The common name for this junction is Tower A2 because Western Avenue is the common name for the junction with C&NW mentioned above. This junction now has its own posting. The Panhandle joined the Milwaukee Road to share access to Union Station.


  1. The link to the diagram 12th Street is actually a place called Taylor Street. CNW was on the west side of the alignment from there, connecting to the CNW main line at Kedzie. The PRR was on the east side of the alignment from A2. A CNW switchtender handled Taylor. A B&OCT switchtender handled Rockwell, the B&OCT Altenheim Subdiv crossing and connection to PRR. There is a left hand crossover between the PRR westward and B&OCT wye. That was called the Presidential Connection: constructed specifically fro a special movement (don't remember which President) from Union Station to east on the B&O. Ogden Jct was the north end of the CJ, where it connected to CNW. Ogden Jct was on top of Ogden Ave behind the B&OCT Western Ave tower.

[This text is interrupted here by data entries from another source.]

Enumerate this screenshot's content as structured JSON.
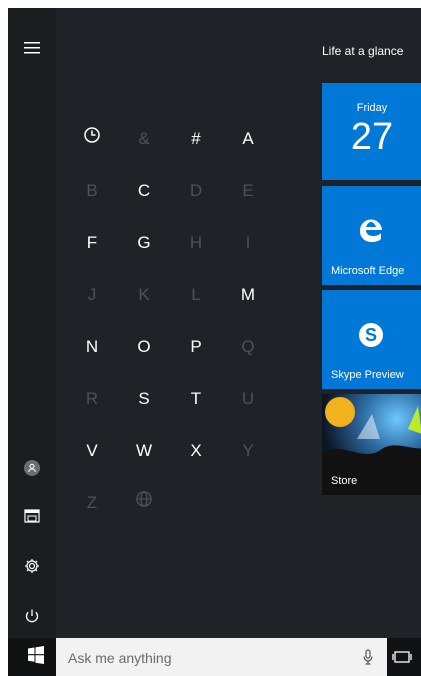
{
  "start": {
    "letters": [
      [
        "clock",
        "&",
        "#",
        "A"
      ],
      [
        "B",
        "C",
        "D",
        "E"
      ],
      [
        "F",
        "G",
        "H",
        "I"
      ],
      [
        "J",
        "K",
        "L",
        "M"
      ],
      [
        "N",
        "O",
        "P",
        "Q"
      ],
      [
        "R",
        "S",
        "T",
        "U"
      ],
      [
        "V",
        "W",
        "X",
        "Y"
      ],
      [
        "Z",
        "globe"
      ]
    ],
    "disabled": [
      "&",
      "B",
      "D",
      "E",
      "H",
      "I",
      "J",
      "K",
      "L",
      "Q",
      "R",
      "U",
      "Y",
      "Z"
    ]
  },
  "tiles": {
    "header": "Life at a glance",
    "calendar": {
      "day": "Friday",
      "date": "27"
    },
    "edge": {
      "label": "Microsoft Edge"
    },
    "skype": {
      "label": "Skype Preview"
    },
    "store": {
      "label": "Store"
    }
  },
  "taskbar": {
    "search_placeholder": "Ask me anything"
  },
  "colors": {
    "accent": "#0078d7",
    "start_bg": "#1f2327",
    "rail_bg": "#1b1e21"
  },
  "icons": {
    "hamburger": "hamburger-icon",
    "user": "user-icon",
    "explorer": "file-explorer-icon",
    "settings": "gear-icon",
    "power": "power-icon",
    "clock": "clock-icon",
    "globe": "globe-icon",
    "windows": "windows-logo-icon",
    "mic": "microphone-icon",
    "taskview": "task-view-icon"
  }
}
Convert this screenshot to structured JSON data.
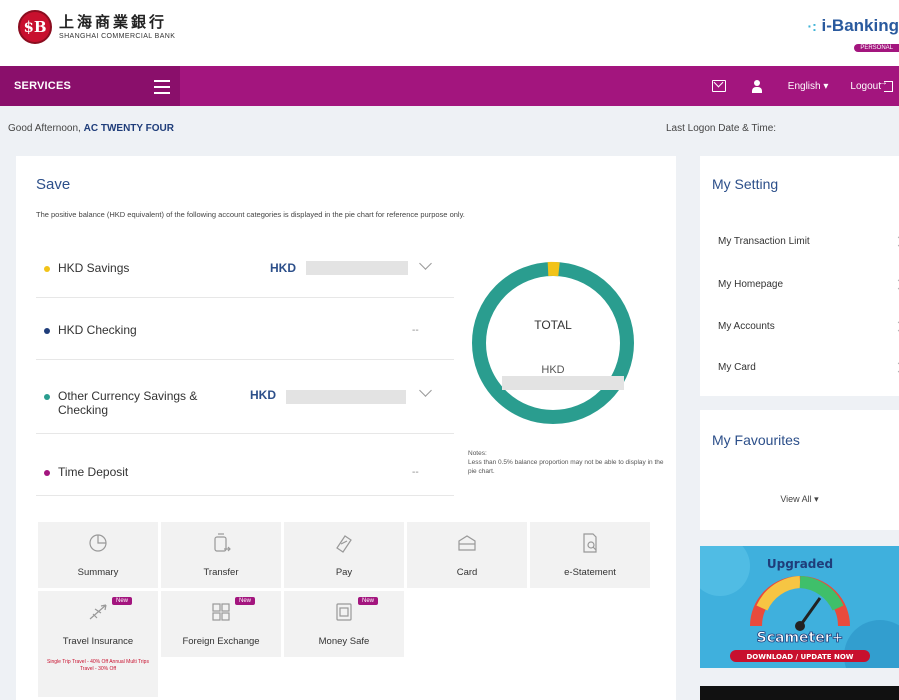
{
  "header": {
    "bank_name_cn": "上海商業銀行",
    "bank_name_en": "SHANGHAI COMMERCIAL BANK",
    "logo_mark": "$B",
    "product": "i-Banking",
    "product_tier": "PERSONAL"
  },
  "nav": {
    "services_label": "SERVICES",
    "language_label": "English ▾",
    "logout_label": "Logout"
  },
  "greeting": {
    "prefix": "Good Afternoon, ",
    "name": "AC TWENTY FOUR",
    "last_logon_label": "Last Logon Date & Time:"
  },
  "save": {
    "title": "Save",
    "description": "The positive balance (HKD equivalent) of the following account categories is displayed in the pie chart for reference purpose only.",
    "accounts": [
      {
        "name": "HKD Savings",
        "currency": "HKD",
        "value": "",
        "dot_color": "#f2c318",
        "expandable": true
      },
      {
        "name": "HKD Checking",
        "currency": "",
        "value": "--",
        "dot_color": "#1f3d7a",
        "expandable": false
      },
      {
        "name": "Other Currency Savings & Checking",
        "currency": "HKD",
        "value": "",
        "dot_color": "#2a9d8f",
        "expandable": true
      },
      {
        "name": "Time Deposit",
        "currency": "",
        "value": "--",
        "dot_color": "#a3157e",
        "expandable": false
      }
    ],
    "donut": {
      "total_label": "TOTAL",
      "currency": "HKD",
      "ring_color": "#2a9d8f",
      "highlight_color": "#f2c318"
    },
    "notes_title": "Notes:",
    "notes_text": "Less than 0.5% balance proportion may not be able to display in the pie chart."
  },
  "tiles": [
    {
      "label": "Summary",
      "icon": "clock-chart-icon",
      "new": false
    },
    {
      "label": "Transfer",
      "icon": "transfer-icon",
      "new": false
    },
    {
      "label": "Pay",
      "icon": "pay-icon",
      "new": false
    },
    {
      "label": "Card",
      "icon": "card-icon",
      "new": false
    },
    {
      "label": "e-Statement",
      "icon": "statement-icon",
      "new": false
    },
    {
      "label": "Travel Insurance",
      "icon": "plane-icon",
      "new": true,
      "promo": "Single Trip Travel - 40% Off Annual Multi Trips Travel - 30% Off"
    },
    {
      "label": "Foreign Exchange",
      "icon": "exchange-icon",
      "new": true
    },
    {
      "label": "Money Safe",
      "icon": "safe-icon",
      "new": true
    }
  ],
  "new_badge": "New",
  "my_setting": {
    "title": "My Setting",
    "items": [
      "My Transaction Limit",
      "My Homepage",
      "My Accounts",
      "My Card"
    ]
  },
  "my_favourites": {
    "title": "My Favourites",
    "view_all": "View All ▾"
  },
  "banner": {
    "headline": "Upgraded",
    "product": "Scameter+",
    "cta": "DOWNLOAD / UPDATE NOW"
  },
  "colors": {
    "brand_magenta": "#a3157e",
    "brand_blue": "#2c4f8a",
    "chart_teal": "#2a9d8f",
    "chart_yellow": "#f2c318"
  }
}
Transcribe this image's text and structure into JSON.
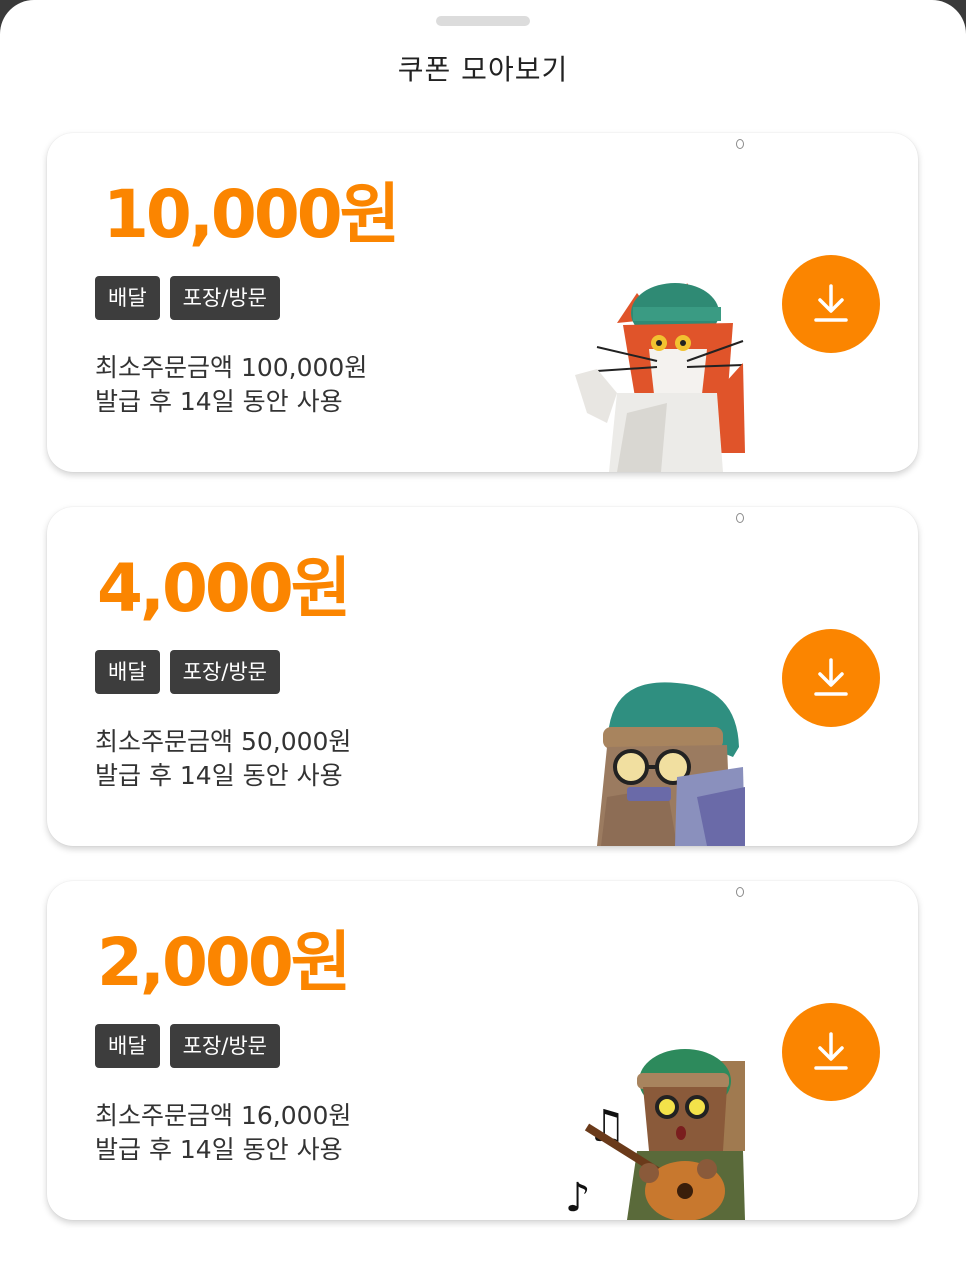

The B&OCT tower was at the west end of 14th Street just west of Western Ave.

    1. Thanks for the clarification concerning Taylor and Rockwell. I have rewritten the part between CB&Q Connection and 12th Street because today I learned about the B&OCT Western Ave Junction. I discovered that the PRR track diagram links are now broke! But I was able to find a copy of the 12th Street diagram. I think I now understand this corridor except for the Chicago Junction joining the C&NW at Ogden Junction.

    2. I have fixed the Ogden Junction part. I learned recently that is where UP and NS interchanged run-through coal trains. I'm now comfortable that the corridor information is correct. I have also updated my map:

  2. "I assume he means that what had been separate passenger trains were now being run as one, longer, passenger train"

    Freight trains - that would be one mighty long passenger train.